9. Convert HTML to a PDF
While you can’t use this method with video content, it can work if you’re just interested in reading blocked website content. Basically, you can use a service like SodaPDF to convert HTML content into a PDF format. Just type in the URL of the website, and download the PDF, and you’re good to go.
10. Use an Online Translation Service
Yes, you could theoretically use Google Translate Web or Bing Microsoft Translator to view a webpage that’s normally blocked. The idea is to copy the URL of the page you want to view, and have the translation tool translate it for you. Normally, the page will be displayed for after a few seconds.
Still, there are some things you need to keep in mind:
- It’s no longer possible to have translation tools translate an English page into English. If you try doing that, you’ll just get a message letting you know the page is already in English.
- To have a blocked English webpage translated and viewable, you’ll either have to get it translated into a different language you know, or type the URL of the webpage in a different language (www.websitename.com/es, for example) to get it translated into English.

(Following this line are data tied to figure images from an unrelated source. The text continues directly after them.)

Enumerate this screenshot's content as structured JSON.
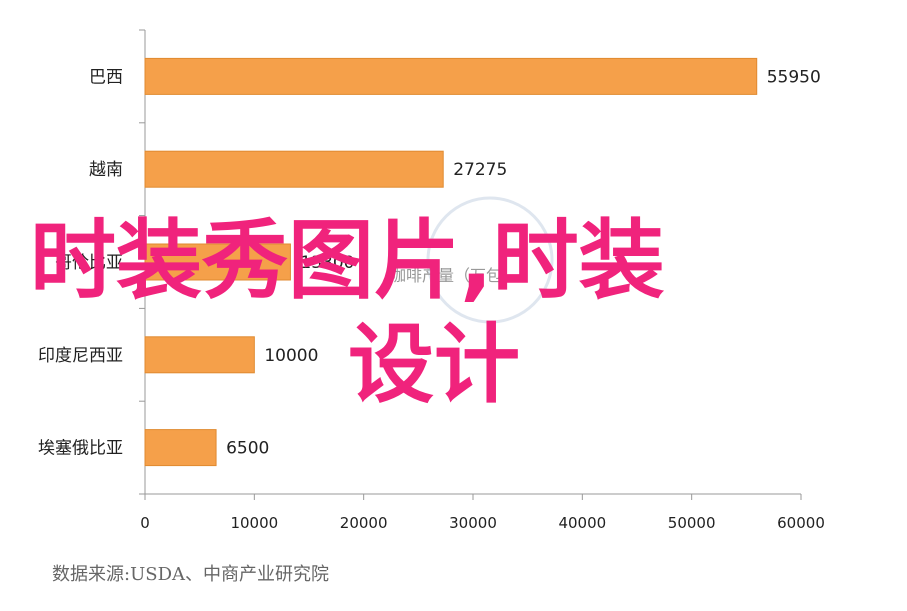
{
  "chart_data": {
    "type": "bar",
    "orientation": "horizontal",
    "categories": [
      "巴西",
      "越南",
      "哥伦比亚",
      "印度尼西亚",
      "埃塞俄比亚"
    ],
    "values": [
      55950,
      27275,
      13300,
      10000,
      6500
    ],
    "xlim": [
      0,
      60000
    ],
    "xticks": [
      "0",
      "10000",
      "20000",
      "30000",
      "40000",
      "50000",
      "60000"
    ],
    "bar_color": "#f5a04a",
    "grid": false
  },
  "source": "数据来源:USDA、中商产业研究院",
  "overlay": {
    "line1": "时装秀图片,时装",
    "line2": "设计",
    "color": "#f0237c"
  },
  "watermark": {
    "label": "咖啡产量（万包）"
  }
}
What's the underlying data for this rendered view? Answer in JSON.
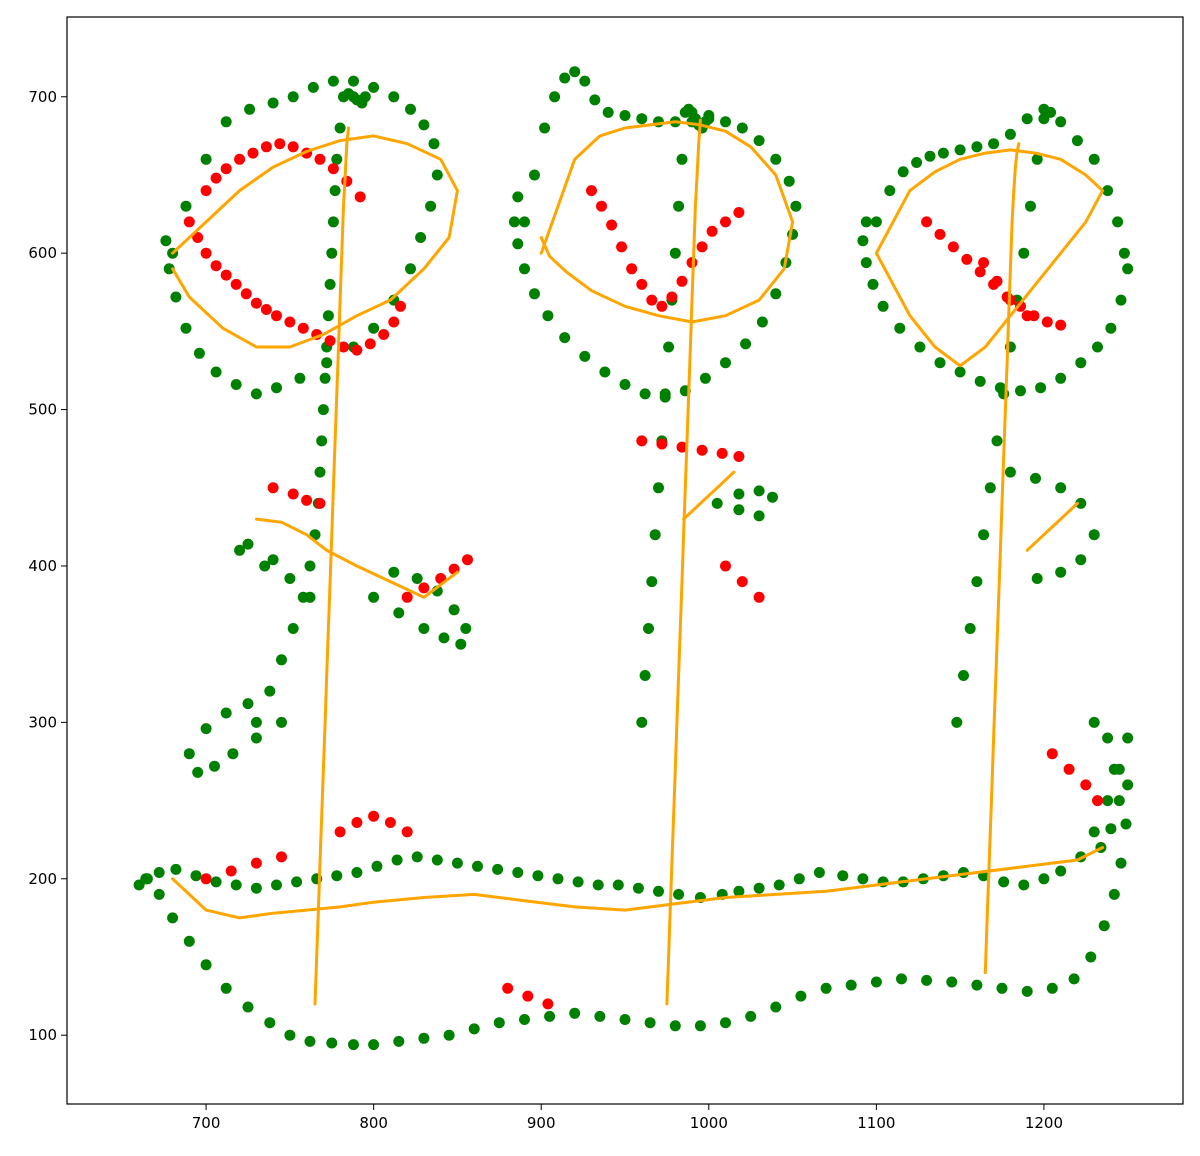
{
  "chart_data": {
    "type": "scatter",
    "title": "",
    "xlabel": "",
    "ylabel": "",
    "xlim": [
      617,
      1283
    ],
    "ylim": [
      56,
      751
    ],
    "xticks": [
      700,
      800,
      900,
      1000,
      1100,
      1200
    ],
    "yticks": [
      100,
      200,
      300,
      400,
      500,
      600,
      700
    ],
    "grid": false,
    "legend": "none",
    "colors": {
      "green": "#008000",
      "red": "#ff0000",
      "orange": "#ffa500",
      "axes": "#000000",
      "background": "#ffffff"
    },
    "series": [
      {
        "role": "scatter-green",
        "color": "#008000",
        "x": [
          665,
          672,
          680,
          690,
          700,
          712,
          725,
          738,
          750,
          762,
          775,
          788,
          800,
          815,
          830,
          845,
          860,
          875,
          890,
          905,
          920,
          935,
          950,
          965,
          980,
          995,
          1010,
          1025,
          1040,
          1055,
          1070,
          1085,
          1100,
          1115,
          1130,
          1145,
          1160,
          1175,
          1190,
          1205,
          1218,
          1228,
          1236,
          1242,
          1246,
          1249,
          1250,
          1250,
          1245,
          1238,
          1230,
          1222,
          1210,
          1200,
          1188,
          1176,
          1164,
          1152,
          1140,
          1128,
          1116,
          1104,
          1092,
          1080,
          1066,
          1054,
          1042,
          1030,
          1018,
          1008,
          995,
          982,
          970,
          958,
          946,
          934,
          922,
          910,
          898,
          886,
          874,
          862,
          850,
          838,
          826,
          814,
          802,
          790,
          778,
          766,
          754,
          742,
          730,
          718,
          706,
          694,
          682,
          672,
          664,
          660,
          730,
          738,
          745,
          752,
          758,
          762,
          765,
          767,
          768,
          769,
          770,
          771,
          772,
          773,
          774,
          775,
          776,
          777,
          778,
          780,
          782,
          785,
          788,
          790,
          793,
          795,
          960,
          962,
          964,
          966,
          968,
          970,
          972,
          974,
          976,
          978,
          980,
          982,
          984,
          986,
          988,
          990,
          992,
          994,
          996,
          998,
          1000,
          1148,
          1152,
          1156,
          1160,
          1164,
          1168,
          1172,
          1176,
          1180,
          1184,
          1188,
          1192,
          1196,
          1200,
          1204,
          680,
          688,
          700,
          712,
          726,
          740,
          752,
          764,
          776,
          788,
          800,
          812,
          822,
          830,
          836,
          838,
          834,
          828,
          822,
          812,
          800,
          788,
          772,
          756,
          742,
          730,
          718,
          706,
          696,
          688,
          682,
          678,
          676,
          890,
          896,
          902,
          908,
          914,
          920,
          926,
          932,
          940,
          950,
          960,
          970,
          980,
          990,
          1000,
          1010,
          1020,
          1030,
          1040,
          1048,
          1052,
          1050,
          1046,
          1040,
          1032,
          1022,
          1010,
          998,
          986,
          974,
          962,
          950,
          938,
          926,
          914,
          904,
          896,
          890,
          886,
          884,
          886,
          1100,
          1108,
          1116,
          1124,
          1132,
          1140,
          1150,
          1160,
          1170,
          1180,
          1190,
          1200,
          1210,
          1220,
          1230,
          1238,
          1244,
          1248,
          1250,
          1246,
          1240,
          1232,
          1222,
          1210,
          1198,
          1186,
          1174,
          1162,
          1150,
          1138,
          1126,
          1114,
          1104,
          1098,
          1094,
          1092,
          1094,
          800,
          815,
          830,
          842,
          852,
          855,
          848,
          838,
          826,
          812,
          1005,
          1018,
          1030,
          1038,
          1030,
          1018,
          1180,
          1195,
          1210,
          1222,
          1230,
          1222,
          1210,
          1196,
          720,
          735,
          750,
          762,
          740,
          725,
          745,
          730,
          716,
          705,
          695,
          690,
          700,
          712,
          725,
          1230,
          1238,
          1242,
          1245,
          1240,
          1234
        ],
        "y": [
          200,
          190,
          175,
          160,
          145,
          130,
          118,
          108,
          100,
          96,
          95,
          94,
          94,
          96,
          98,
          100,
          104,
          108,
          110,
          112,
          114,
          112,
          110,
          108,
          106,
          106,
          108,
          112,
          118,
          125,
          130,
          132,
          134,
          136,
          135,
          134,
          132,
          130,
          128,
          130,
          136,
          150,
          170,
          190,
          210,
          235,
          260,
          290,
          270,
          250,
          230,
          214,
          205,
          200,
          196,
          198,
          202,
          204,
          202,
          200,
          198,
          198,
          200,
          202,
          204,
          200,
          196,
          194,
          192,
          190,
          188,
          190,
          192,
          194,
          196,
          196,
          198,
          200,
          202,
          204,
          206,
          208,
          210,
          212,
          214,
          212,
          208,
          204,
          202,
          200,
          198,
          196,
          194,
          196,
          198,
          202,
          206,
          204,
          200,
          196,
          300,
          320,
          340,
          360,
          380,
          400,
          420,
          440,
          460,
          480,
          500,
          520,
          540,
          560,
          580,
          600,
          620,
          640,
          660,
          680,
          700,
          702,
          700,
          698,
          696,
          700,
          300,
          330,
          360,
          390,
          420,
          450,
          480,
          510,
          540,
          570,
          600,
          630,
          660,
          690,
          692,
          690,
          686,
          682,
          680,
          684,
          688,
          300,
          330,
          360,
          390,
          420,
          450,
          480,
          510,
          540,
          570,
          600,
          630,
          660,
          686,
          690,
          600,
          630,
          660,
          684,
          692,
          696,
          700,
          706,
          710,
          710,
          706,
          700,
          692,
          682,
          670,
          650,
          630,
          610,
          590,
          570,
          552,
          540,
          530,
          520,
          514,
          510,
          516,
          524,
          536,
          552,
          572,
          590,
          608,
          620,
          650,
          680,
          700,
          712,
          716,
          710,
          698,
          690,
          688,
          686,
          684,
          684,
          684,
          686,
          684,
          680,
          672,
          660,
          646,
          630,
          612,
          594,
          574,
          556,
          542,
          530,
          520,
          512,
          508,
          510,
          516,
          524,
          534,
          546,
          560,
          574,
          590,
          606,
          620,
          636,
          620,
          640,
          652,
          658,
          662,
          664,
          666,
          668,
          670,
          676,
          686,
          692,
          684,
          672,
          660,
          640,
          620,
          600,
          590,
          570,
          552,
          540,
          530,
          520,
          514,
          512,
          514,
          518,
          524,
          530,
          540,
          552,
          566,
          580,
          594,
          608,
          620,
          380,
          370,
          360,
          354,
          350,
          360,
          372,
          384,
          392,
          396,
          440,
          436,
          432,
          444,
          448,
          446,
          460,
          456,
          450,
          440,
          420,
          404,
          396,
          392,
          410,
          400,
          392,
          380,
          404,
          414,
          300,
          290,
          280,
          272,
          268,
          280,
          296,
          306,
          312,
          300,
          290,
          270,
          250,
          232,
          220
        ]
      },
      {
        "role": "scatter-red",
        "color": "#ff0000",
        "x": [
          690,
          695,
          700,
          706,
          712,
          718,
          724,
          730,
          736,
          742,
          750,
          758,
          766,
          774,
          782,
          790,
          798,
          806,
          812,
          816,
          700,
          706,
          712,
          720,
          728,
          736,
          744,
          752,
          760,
          768,
          776,
          784,
          792,
          930,
          936,
          942,
          948,
          954,
          960,
          966,
          972,
          978,
          984,
          990,
          996,
          1002,
          1010,
          1018,
          1130,
          1138,
          1146,
          1154,
          1162,
          1170,
          1178,
          1186,
          1194,
          1202,
          1210,
          1190,
          1180,
          1172,
          1164,
          740,
          752,
          760,
          768,
          820,
          830,
          840,
          848,
          856,
          700,
          715,
          730,
          745,
          960,
          972,
          984,
          996,
          1008,
          1018,
          1205,
          1215,
          1225,
          1232,
          1010,
          1020,
          1030,
          880,
          892,
          904,
          780,
          790,
          800,
          810,
          820
        ],
        "y": [
          620,
          610,
          600,
          592,
          586,
          580,
          574,
          568,
          564,
          560,
          556,
          552,
          548,
          544,
          540,
          538,
          542,
          548,
          556,
          566,
          640,
          648,
          654,
          660,
          664,
          668,
          670,
          668,
          664,
          660,
          654,
          646,
          636,
          640,
          630,
          618,
          604,
          590,
          580,
          570,
          566,
          572,
          582,
          594,
          604,
          614,
          620,
          626,
          620,
          612,
          604,
          596,
          588,
          580,
          572,
          566,
          560,
          556,
          554,
          560,
          570,
          582,
          594,
          450,
          446,
          442,
          440,
          380,
          386,
          392,
          398,
          404,
          200,
          205,
          210,
          214,
          480,
          478,
          476,
          474,
          472,
          470,
          280,
          270,
          260,
          250,
          400,
          390,
          380,
          130,
          125,
          120,
          230,
          236,
          240,
          236,
          230
        ]
      },
      {
        "role": "line-orange",
        "color": "#ffa500",
        "x": [
          765,
          766,
          767,
          768,
          769,
          770,
          771,
          772,
          773,
          774,
          775,
          776,
          777,
          778,
          779,
          780,
          781,
          782,
          783,
          784,
          785,
          975,
          976,
          977,
          978,
          979,
          980,
          981,
          982,
          983,
          984,
          985,
          986,
          987,
          988,
          989,
          990,
          991,
          992,
          993,
          994,
          995,
          1165,
          1166,
          1167,
          1168,
          1169,
          1170,
          1171,
          1172,
          1173,
          1174,
          1175,
          1176,
          1177,
          1178,
          1179,
          1180,
          1181,
          1182,
          1183,
          1184,
          1185,
          680,
          690,
          700,
          720,
          740,
          760,
          780,
          800,
          830,
          860,
          890,
          920,
          950,
          980,
          1010,
          1040,
          1070,
          1100,
          1130,
          1160,
          1190,
          1220,
          1235,
          680,
          700,
          720,
          740,
          760,
          780,
          800,
          820,
          840,
          850,
          845,
          830,
          810,
          790,
          770,
          750,
          730,
          710,
          690,
          680,
          900,
          910,
          920,
          935,
          950,
          965,
          980,
          995,
          1010,
          1025,
          1040,
          1050,
          1045,
          1030,
          1010,
          990,
          970,
          950,
          930,
          915,
          905,
          900,
          1100,
          1110,
          1120,
          1135,
          1150,
          1165,
          1180,
          1195,
          1210,
          1225,
          1235,
          1225,
          1210,
          1195,
          1180,
          1165,
          1150,
          1135,
          1120,
          1110,
          1100,
          730,
          745,
          760,
          772,
          790,
          810,
          830,
          850,
          1015,
          1005,
          995,
          985,
          1220,
          1210,
          1200,
          1190
        ],
        "y": [
          120,
          150,
          180,
          210,
          240,
          270,
          300,
          330,
          360,
          390,
          420,
          450,
          480,
          510,
          540,
          570,
          600,
          630,
          650,
          670,
          680,
          120,
          150,
          180,
          210,
          240,
          270,
          300,
          330,
          360,
          390,
          420,
          450,
          480,
          510,
          540,
          570,
          600,
          630,
          650,
          670,
          685,
          140,
          170,
          200,
          230,
          260,
          290,
          320,
          350,
          380,
          410,
          440,
          470,
          500,
          530,
          560,
          590,
          620,
          640,
          655,
          665,
          670,
          200,
          190,
          180,
          175,
          178,
          180,
          182,
          185,
          188,
          190,
          186,
          182,
          180,
          184,
          188,
          190,
          192,
          196,
          200,
          204,
          208,
          212,
          220,
          600,
          620,
          640,
          655,
          665,
          672,
          675,
          670,
          660,
          640,
          610,
          590,
          570,
          560,
          548,
          540,
          540,
          552,
          572,
          590,
          600,
          630,
          660,
          675,
          680,
          682,
          684,
          682,
          678,
          668,
          650,
          620,
          590,
          570,
          560,
          556,
          560,
          566,
          576,
          588,
          598,
          610,
          600,
          620,
          640,
          652,
          660,
          664,
          666,
          664,
          660,
          650,
          640,
          620,
          600,
          580,
          560,
          540,
          528,
          540,
          560,
          580,
          600,
          430,
          428,
          420,
          410,
          400,
          390,
          380,
          396,
          460,
          450,
          440,
          430,
          440,
          430,
          420,
          410
        ]
      }
    ]
  }
}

So, What’s the Best Way to Unblock Websites?
Overall, your best bet is to stick with a VPN or a Smart DNS (or, why not, both). A Smart DNS is better suited if you only care about getting the best speeds while you get to access unblocked websites, and a VPN is a better option if you don’t mind a potential drop in connection speeds as long as your online traffic and data are protected.
While proxies and Tor can help you unblock websites, they’re not always reliable methods – given that Tor relays can be blocked by ISPs and governments, and that both Tor and proxy users have to generally put up with slower speeds.
As for the other more “unconventional” methods we discussed, well, you can try some of them to see if they help you unblock online content, but they’re not very convenient, and you can’t always rely on them to help you bypass geo-restrictions, network restrictions, and government-enforced restrictions at the same time.
How to Unblock Websites – The Bottom Line
There are various reasons you might not have access to certain websites – geo-blocks, network restrictions, or government-enforced firewalls. As unfair as all those practices are, there are ways to bypass them and access the online content you want (from using a VPN or a Smart DNS to typing in the IP address of the website you want to access in your browser’s address bar and converting HTML to PDF).
Overall, the best way to unblock websites in any situation is to use both a VPN and a Smart DNS. While proxies and Tor are options as well, they are less reliable because you’re likely to get slower speeds with them due to overcrowding + Tor relays can be blocked by ISPs and governments.